In this article, we would be sharing some basic tips to help improve the speed and reduce the storage demands of your NGS applications.
Abaqus benchmark
In this comparison, we ran the ABAQUS benchmark titled “Contour Integral Evaluation: three-dimensional case”, specifically, the “Semi-elliptical crack in a rectangular plate” problem. This problem is available in the ABAQUS distribution, and can be downloaded using the “abaqus fetch” command. The following were fetched:
abaqus fetch job=jktintegral3d.inp abaqus fetch job=jktintegral3d_element.inp abaqus fetch job=jktintegral3d_node.inp abaqus fetch job= contourintegral_ellip_plate_xfem_c3d4.inp abaqus fetch job= contourintegral_ellip_plate_xfem_c3d8.inp
and the analysis was done by running the command:
abaqus job=jktintegral3d.inp double
The results of the benchmark can be seen in Plot 1 below.
RESULTS AND CONCLUSIONS
The comparison between the performances of Atlas8 and Atlas7 are shown in Plot 1. The results show that Atlas8 consistently outperforms Atlas7 in the benchmark runs, and the speed-ups range from 2 times (for 24-core jobs) to 5.6 times (for 12-core jobs) (see Tables 1 and 2 above).
The third columns of Tables 1 and 2 show the total CPU time used by the processors to run the jobs. Because Atlas8 has 24 cores within the same system, it is clear that the parallel jobs were able to run more optimally within the same system. There seemed to be less overhead as compared to Atlas7, which saw an increase in the overheads because the Atlas7 systems have only 12-cores within the same node. The larger 22-core and 24-core jobs were run across two Atlas7 nodes, indicating that both CPU time and wall clock times improved once the load was spread across the systems.
In Table 1, we can see that for this particular benchmark test, the wall clock time improvements started to taper off from 12 cores onwards, and the analysis runs stayed at around 200 seconds even when more cores were used. In conclusion, the performance improvements from using more processors beyond 12 cores were marginal. For such cases, it may be more efficient to run two 12-core jobs instead of a single 24-core job.
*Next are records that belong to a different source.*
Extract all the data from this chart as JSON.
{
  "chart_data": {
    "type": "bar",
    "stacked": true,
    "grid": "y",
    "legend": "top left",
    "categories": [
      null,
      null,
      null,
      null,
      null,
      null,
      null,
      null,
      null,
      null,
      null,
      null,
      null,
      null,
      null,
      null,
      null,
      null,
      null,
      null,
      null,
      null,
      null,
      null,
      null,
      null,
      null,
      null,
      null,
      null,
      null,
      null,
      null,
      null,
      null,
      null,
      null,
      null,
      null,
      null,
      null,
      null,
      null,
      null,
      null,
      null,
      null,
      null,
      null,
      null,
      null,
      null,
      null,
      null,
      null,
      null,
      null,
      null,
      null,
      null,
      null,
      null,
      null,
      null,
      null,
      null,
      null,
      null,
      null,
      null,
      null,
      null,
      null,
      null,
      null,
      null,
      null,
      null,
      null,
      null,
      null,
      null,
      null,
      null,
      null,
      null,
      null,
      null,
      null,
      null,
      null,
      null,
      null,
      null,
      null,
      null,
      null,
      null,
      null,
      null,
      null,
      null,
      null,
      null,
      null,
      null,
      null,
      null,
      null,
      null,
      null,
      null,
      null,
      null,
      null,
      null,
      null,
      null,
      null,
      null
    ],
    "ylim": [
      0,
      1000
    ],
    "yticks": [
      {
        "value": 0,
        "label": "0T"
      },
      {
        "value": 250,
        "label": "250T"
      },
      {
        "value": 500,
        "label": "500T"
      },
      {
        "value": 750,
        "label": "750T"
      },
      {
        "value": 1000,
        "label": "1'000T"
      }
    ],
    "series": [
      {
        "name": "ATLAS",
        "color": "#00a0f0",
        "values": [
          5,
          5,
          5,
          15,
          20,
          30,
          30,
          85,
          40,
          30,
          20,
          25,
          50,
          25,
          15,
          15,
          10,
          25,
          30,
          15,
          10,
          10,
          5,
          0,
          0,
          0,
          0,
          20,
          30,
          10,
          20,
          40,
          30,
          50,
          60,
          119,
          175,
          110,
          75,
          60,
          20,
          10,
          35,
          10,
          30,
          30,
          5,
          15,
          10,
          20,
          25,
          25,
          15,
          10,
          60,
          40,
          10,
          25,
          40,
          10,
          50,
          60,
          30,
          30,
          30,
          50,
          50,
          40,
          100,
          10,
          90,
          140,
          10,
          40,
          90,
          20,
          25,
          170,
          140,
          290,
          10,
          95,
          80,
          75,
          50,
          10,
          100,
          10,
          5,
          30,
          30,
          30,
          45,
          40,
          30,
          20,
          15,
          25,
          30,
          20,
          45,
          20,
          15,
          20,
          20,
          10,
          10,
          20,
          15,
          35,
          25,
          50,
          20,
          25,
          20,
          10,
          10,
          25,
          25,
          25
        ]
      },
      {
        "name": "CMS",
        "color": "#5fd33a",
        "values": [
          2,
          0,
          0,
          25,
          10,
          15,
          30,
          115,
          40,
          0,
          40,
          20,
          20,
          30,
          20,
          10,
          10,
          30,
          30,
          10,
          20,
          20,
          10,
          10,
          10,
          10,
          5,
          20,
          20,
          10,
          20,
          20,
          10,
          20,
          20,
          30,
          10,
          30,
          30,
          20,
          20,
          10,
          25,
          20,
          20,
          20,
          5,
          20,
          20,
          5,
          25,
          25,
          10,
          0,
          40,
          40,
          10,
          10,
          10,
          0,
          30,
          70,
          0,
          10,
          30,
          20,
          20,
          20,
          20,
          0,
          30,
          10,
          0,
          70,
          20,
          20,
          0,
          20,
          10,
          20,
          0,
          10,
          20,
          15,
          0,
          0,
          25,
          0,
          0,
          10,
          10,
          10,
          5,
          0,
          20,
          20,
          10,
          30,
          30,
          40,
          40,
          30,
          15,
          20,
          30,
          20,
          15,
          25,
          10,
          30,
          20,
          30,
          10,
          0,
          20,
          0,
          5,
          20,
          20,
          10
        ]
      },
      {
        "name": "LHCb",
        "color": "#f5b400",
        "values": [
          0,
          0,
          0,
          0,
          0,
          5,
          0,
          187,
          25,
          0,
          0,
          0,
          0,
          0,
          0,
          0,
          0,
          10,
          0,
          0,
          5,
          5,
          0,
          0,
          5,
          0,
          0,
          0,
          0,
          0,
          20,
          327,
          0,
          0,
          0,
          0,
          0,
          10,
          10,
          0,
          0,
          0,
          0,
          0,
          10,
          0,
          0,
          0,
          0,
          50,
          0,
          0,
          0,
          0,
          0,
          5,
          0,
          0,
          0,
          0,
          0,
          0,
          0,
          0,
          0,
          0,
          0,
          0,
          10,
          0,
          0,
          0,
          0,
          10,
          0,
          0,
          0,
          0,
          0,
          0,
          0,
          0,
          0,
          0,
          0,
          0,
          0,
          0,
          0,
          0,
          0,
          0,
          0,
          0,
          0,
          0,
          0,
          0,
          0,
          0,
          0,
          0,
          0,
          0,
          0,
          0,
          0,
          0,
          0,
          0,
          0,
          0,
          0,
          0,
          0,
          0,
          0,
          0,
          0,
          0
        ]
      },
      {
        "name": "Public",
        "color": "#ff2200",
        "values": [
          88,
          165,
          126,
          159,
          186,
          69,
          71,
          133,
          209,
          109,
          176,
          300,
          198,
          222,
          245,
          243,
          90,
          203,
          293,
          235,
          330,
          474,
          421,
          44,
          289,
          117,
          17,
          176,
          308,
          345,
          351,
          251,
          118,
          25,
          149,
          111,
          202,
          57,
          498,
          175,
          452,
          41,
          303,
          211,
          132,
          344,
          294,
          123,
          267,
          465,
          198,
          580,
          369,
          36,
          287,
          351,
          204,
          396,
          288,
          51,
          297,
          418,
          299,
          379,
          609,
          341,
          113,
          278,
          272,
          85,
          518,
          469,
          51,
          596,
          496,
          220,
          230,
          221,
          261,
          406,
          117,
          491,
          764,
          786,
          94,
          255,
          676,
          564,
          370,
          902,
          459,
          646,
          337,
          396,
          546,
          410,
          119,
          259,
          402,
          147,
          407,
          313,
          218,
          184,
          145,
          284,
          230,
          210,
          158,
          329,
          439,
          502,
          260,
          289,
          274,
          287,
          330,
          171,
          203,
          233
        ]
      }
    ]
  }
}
Each computational analysis may differ in the amount of time needed to complete the simulation, but it can be observed that in many analysis jobs, their characteristics are similar to the one above: the performance improvements from using more processor cores to run a job decreases as the number of cores increases. It is therefore prudent for each HPC user to find out the optimal number of processors to run the analysis in a similar benchmark exercise, to get the results faster and to complete the project in a shorter duration.